CEA-Leti scientists have developed the world’s first high-performance gyroscope for operating in severe environments, such as industrial and aeronautic equipment and automobiles. The breakthrough proves it is possible to detect minute rotational movement even among system vibrations.
Common in everyday objects, inertial sensors must be designed to meet ever-increasing constraints of miniaturization and cost, as well as requirements for performance and robustness. For certain automotive, industrial and military applications, gyroscopes must be able to detect a variation of one degree per hour, i.e. a speed of rotation about ten times slower than that of the earth, in environments that are subjected to strong, consistent vibrations.
Low-power MEMS gyroscopes are used in multiple fields because of their small footprint and low power consumption. They can monitor and control device position, orientation, direction, angular motion and rotation. Their integration into automobiles improves vehicle stability through an electronic stability-control system. They also can be used for dead reckoning – the determination of a car, ship or aircraft position without the aid of celestial observations – in driverless cars. Their integration into smartphones allows detection of unit rotation and twist (gesture-recognition functions), indoor navigation when GPS is disabled and mixed reality, among other functions.

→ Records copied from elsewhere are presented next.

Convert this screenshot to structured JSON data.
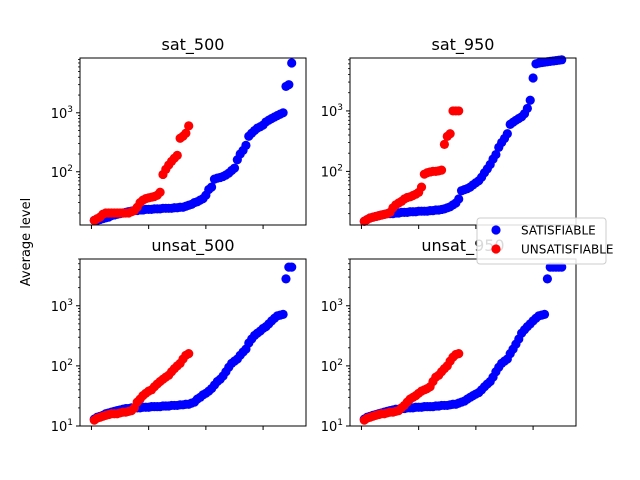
{
  "chart_data": {
    "type": "scatter",
    "ylabel": "Average level",
    "yscale": "log",
    "legend": {
      "placement": "right",
      "entries": [
        {
          "label": "SATISFIABLE",
          "color": "#0000ff"
        },
        {
          "label": "UNSATISFIABLE",
          "color": "#ff0000"
        }
      ]
    },
    "panels": [
      {
        "title": "sat_500",
        "ylim": [
          12.5,
          8500
        ],
        "yticks": [
          {
            "value": 100,
            "base": "10",
            "exp": "2"
          },
          {
            "value": 1000,
            "base": "10",
            "exp": "3"
          }
        ],
        "series": [
          {
            "name": "SATISFIABLE",
            "color": "#0000ff",
            "x": [
              1,
              2,
              3,
              4,
              5,
              6,
              7,
              8,
              9,
              10,
              11,
              12,
              13,
              14,
              15,
              16,
              17,
              18,
              19,
              20,
              21,
              22,
              23,
              24,
              25,
              26,
              27,
              28,
              29,
              30,
              31,
              32,
              33,
              34,
              35,
              36,
              37,
              38,
              39,
              40,
              41,
              42,
              43,
              44,
              45,
              46,
              47,
              48,
              49,
              50,
              51,
              52,
              53,
              54,
              55,
              56,
              57,
              58,
              59,
              60,
              61,
              62,
              63,
              64,
              65,
              66,
              67,
              68,
              69,
              70
            ],
            "y": [
              15,
              15,
              15.5,
              16,
              16.5,
              17,
              18,
              18.5,
              19,
              19.5,
              20,
              20.5,
              21,
              21.5,
              22,
              22,
              22.5,
              22.5,
              23,
              23,
              23,
              23.5,
              23.5,
              23.5,
              24,
              24,
              24,
              24,
              24.5,
              24.5,
              25,
              25,
              26,
              27,
              28,
              30,
              31,
              33,
              35,
              40,
              50,
              55,
              75,
              78,
              80,
              83,
              88,
              95,
              105,
              115,
              160,
              200,
              230,
              280,
              400,
              450,
              500,
              550,
              580,
              620,
              700,
              750,
              800,
              850,
              900,
              950,
              1000,
              2800,
              3000,
              7000
            ]
          },
          {
            "name": "UNSATISFIABLE",
            "color": "#ff0000",
            "x": [
              1,
              2,
              3,
              4,
              5,
              6,
              7,
              8,
              9,
              10,
              11,
              12,
              13,
              14,
              15,
              16,
              17,
              18,
              19,
              20,
              21,
              22,
              23,
              24,
              25,
              26,
              27,
              28,
              29,
              30,
              31,
              32,
              33,
              34
            ],
            "y": [
              15,
              16,
              17,
              19,
              20,
              20,
              20,
              20,
              20,
              20,
              20,
              20,
              20,
              21,
              22,
              25,
              30,
              33,
              35,
              36,
              37,
              38,
              40,
              45,
              90,
              110,
              130,
              150,
              170,
              190,
              370,
              400,
              450,
              600
            ]
          }
        ]
      },
      {
        "title": "sat_950",
        "ylim": [
          13,
          7500
        ],
        "yticks": [
          {
            "value": 100,
            "base": "10",
            "exp": "2"
          },
          {
            "value": 1000,
            "base": "10",
            "exp": "3"
          }
        ],
        "series": [
          {
            "name": "SATISFIABLE",
            "color": "#0000ff",
            "x": [
              1,
              2,
              3,
              4,
              5,
              6,
              7,
              8,
              9,
              10,
              11,
              12,
              13,
              14,
              15,
              16,
              17,
              18,
              19,
              20,
              21,
              22,
              23,
              24,
              25,
              26,
              27,
              28,
              29,
              30,
              31,
              32,
              33,
              34,
              35,
              36,
              37,
              38,
              39,
              40,
              41,
              42,
              43,
              44,
              45,
              46,
              47,
              48,
              49,
              50,
              51,
              52,
              53,
              54,
              55,
              56,
              57,
              58,
              59,
              60,
              61,
              62,
              63,
              64,
              65,
              66,
              67,
              68,
              69,
              70
            ],
            "y": [
              15,
              16,
              17,
              17.5,
              18,
              18.5,
              19,
              19.5,
              20,
              20,
              20,
              20.5,
              20.5,
              21,
              21,
              21,
              21.5,
              21.5,
              21.5,
              22,
              22,
              22,
              22,
              22.5,
              22.5,
              23,
              23,
              23.5,
              24,
              25,
              26,
              28,
              30,
              35,
              48,
              50,
              52,
              55,
              60,
              65,
              70,
              80,
              95,
              110,
              130,
              160,
              190,
              250,
              300,
              350,
              420,
              600,
              650,
              700,
              750,
              800,
              900,
              1100,
              1500,
              3500,
              6000,
              6200,
              6300,
              6400,
              6500,
              6600,
              6700,
              6800,
              6900,
              7000
            ]
          },
          {
            "name": "UNSATISFIABLE",
            "color": "#ff0000",
            "x": [
              1,
              2,
              3,
              4,
              5,
              6,
              7,
              8,
              9,
              10,
              11,
              12,
              13,
              14,
              15,
              16,
              17,
              18,
              19,
              20,
              21,
              22,
              23,
              24,
              25,
              26,
              27,
              28,
              29,
              30,
              31,
              32,
              33,
              34
            ],
            "y": [
              15,
              16,
              17,
              17.5,
              18,
              18.5,
              19,
              19.5,
              20,
              21,
              25,
              28,
              30,
              32,
              35,
              37,
              38,
              40,
              42,
              45,
              55,
              90,
              95,
              98,
              100,
              100,
              102,
              105,
              280,
              380,
              420,
              1000,
              1000,
              1000
            ]
          }
        ]
      },
      {
        "title": "unsat_500",
        "ylim": [
          10,
          6000
        ],
        "yticks": [
          {
            "value": 10,
            "base": "10",
            "exp": "1"
          },
          {
            "value": 100,
            "base": "10",
            "exp": "2"
          },
          {
            "value": 1000,
            "base": "10",
            "exp": "3"
          }
        ],
        "series": [
          {
            "name": "SATISFIABLE",
            "color": "#0000ff",
            "x": [
              1,
              2,
              3,
              4,
              5,
              6,
              7,
              8,
              9,
              10,
              11,
              12,
              13,
              14,
              15,
              16,
              17,
              18,
              19,
              20,
              21,
              22,
              23,
              24,
              25,
              26,
              27,
              28,
              29,
              30,
              31,
              32,
              33,
              34,
              35,
              36,
              37,
              38,
              39,
              40,
              41,
              42,
              43,
              44,
              45,
              46,
              47,
              48,
              49,
              50,
              51,
              52,
              53,
              54,
              55,
              56,
              57,
              58,
              59,
              60,
              61,
              62,
              63,
              64,
              65,
              66,
              67,
              68,
              69,
              70
            ],
            "y": [
              13,
              14,
              14.5,
              15,
              16,
              16.5,
              17,
              17.5,
              18,
              18.5,
              19,
              19.5,
              19.5,
              20,
              20,
              20,
              20,
              20.5,
              20.5,
              20.5,
              21,
              21,
              21,
              21,
              21.5,
              21.5,
              21.5,
              22,
              22,
              22,
              22.5,
              22.5,
              23,
              23,
              24,
              25,
              28,
              30,
              33,
              35,
              38,
              42,
              48,
              55,
              60,
              68,
              80,
              95,
              110,
              120,
              130,
              150,
              170,
              190,
              240,
              280,
              320,
              350,
              380,
              420,
              450,
              500,
              560,
              620,
              680,
              700,
              720,
              2800,
              4400,
              4400
            ]
          },
          {
            "name": "UNSATISFIABLE",
            "color": "#ff0000",
            "x": [
              1,
              2,
              3,
              4,
              5,
              6,
              7,
              8,
              9,
              10,
              11,
              12,
              13,
              14,
              15,
              16,
              17,
              18,
              19,
              20,
              21,
              22,
              23,
              24,
              25,
              26,
              27,
              28,
              29,
              30,
              31,
              32,
              33,
              34
            ],
            "y": [
              12.5,
              13.5,
              14,
              14.5,
              15,
              15.5,
              16,
              16,
              16,
              16.5,
              17,
              17,
              17.5,
              18,
              20,
              25,
              28,
              32,
              35,
              38,
              40,
              45,
              50,
              55,
              60,
              65,
              70,
              80,
              90,
              100,
              110,
              130,
              150,
              160
            ]
          }
        ]
      },
      {
        "title": "unsat_950",
        "ylim": [
          10,
          6000
        ],
        "yticks": [
          {
            "value": 10,
            "base": "10",
            "exp": "1"
          },
          {
            "value": 100,
            "base": "10",
            "exp": "2"
          },
          {
            "value": 1000,
            "base": "10",
            "exp": "3"
          }
        ],
        "series": [
          {
            "name": "SATISFIABLE",
            "color": "#0000ff",
            "x": [
              1,
              2,
              3,
              4,
              5,
              6,
              7,
              8,
              9,
              10,
              11,
              12,
              13,
              14,
              15,
              16,
              17,
              18,
              19,
              20,
              21,
              22,
              23,
              24,
              25,
              26,
              27,
              28,
              29,
              30,
              31,
              32,
              33,
              34,
              35,
              36,
              37,
              38,
              39,
              40,
              41,
              42,
              43,
              44,
              45,
              46,
              47,
              48,
              49,
              50,
              51,
              52,
              53,
              54,
              55,
              56,
              57,
              58,
              59,
              60,
              61,
              62,
              63,
              64,
              65,
              66,
              67,
              68,
              69,
              70
            ],
            "y": [
              13,
              14,
              14.5,
              15,
              15.5,
              16,
              16.5,
              17,
              17.5,
              18,
              18.5,
              19,
              19,
              19.5,
              19.5,
              20,
              20,
              20,
              20.5,
              20.5,
              20.5,
              21,
              21,
              21,
              21,
              21.5,
              21.5,
              22,
              22,
              22,
              22.5,
              23,
              23,
              24,
              25,
              26,
              28,
              30,
              32,
              34,
              36,
              40,
              45,
              50,
              55,
              65,
              80,
              95,
              110,
              120,
              130,
              160,
              190,
              230,
              280,
              350,
              400,
              450,
              500,
              560,
              620,
              680,
              700,
              720,
              2800,
              4400,
              4400,
              4400,
              4400,
              4400
            ]
          },
          {
            "name": "UNSATISFIABLE",
            "color": "#ff0000",
            "x": [
              1,
              2,
              3,
              4,
              5,
              6,
              7,
              8,
              9,
              10,
              11,
              12,
              13,
              14,
              15,
              16,
              17,
              18,
              19,
              20,
              21,
              22,
              23,
              24,
              25,
              26,
              27,
              28,
              29,
              30,
              31,
              32,
              33,
              34
            ],
            "y": [
              12.5,
              13.5,
              14,
              14.5,
              15,
              15.5,
              16,
              16,
              16.5,
              17,
              17,
              17.5,
              18,
              20,
              22,
              25,
              28,
              30,
              32,
              35,
              38,
              40,
              42,
              45,
              55,
              65,
              70,
              80,
              90,
              100,
              120,
              140,
              155,
              160
            ]
          }
        ]
      }
    ]
  }
}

The devices operate at a given resonant frequency. Parasitic mechanical vibrations rarely exceed 40 kHz. But today, there is no high-performance MEMS gyroscope with a resonant frequency >>20 kHz, above the frequency band of parasitic vibrations. When this frequency is close to that of the vibrations of the environment, mechanical disturbances can distort the measurements. In collaboration with Politecnico di Milano, CEA-Leti researchers overcame this distortion by developing a gyroscope that operates at frequencies in the order of 50 kHz, which is more than two times higher than the capability of conventional MEMS gyroscopes and beyond the frequencies of vibrations common even in severe automotive, industrial and aeronautic settings.
“While various applications are requiring improved robustness to vibrations beyond 20 kHz, state-of-the-art gyroscopes are still operating around this frequency value due to a performance worsening which arises with frequency increase,” the paper reported. “This work proves that NEMS-based gyroscopes can be designed at larger operating frequencies holding outstanding performance in terms of noise, stability and spurious modes for the considered footprint and (power) consumption.”
“To increase the gyroscope’s operating frequency without reducing sensor performance, CEA-Leti and POLIMI researchers replaced the capacitive detection of MEMS gyroscopes with ultra-sensitive piezoresistive nano-gauges,” said Philippe Robert, MEMS business development manager and senior expert at CEA-Leti. “This new 1.5 mm² high-frequency gyroscope, protected by numerous patents, has characteristics that exceed the state of the art in terms of bias, noise, linearity and other conditions.”
“I have been working on several MEMS technologies for the last 15 years, and for sure the advantages of M&NEMS technology are outstanding for several future applications”, said Giacomo Langfelder, head of the MEMS and Microsensors laboratory at the Department of Electronics, Information Technology and Bioengineering of Politecnico di Milano.
These new devices, which have been manufactured on CEA-Leti’s silicon pilot line, are compatible with processes of most MEMS foundries. Their fabrication is based on the M&NEMS technological platform that, depending on needs, allow the gyroscopes to be co-integrated with a 3-axis accelerometer and/or a high-performance pressure sensor, on a single chip.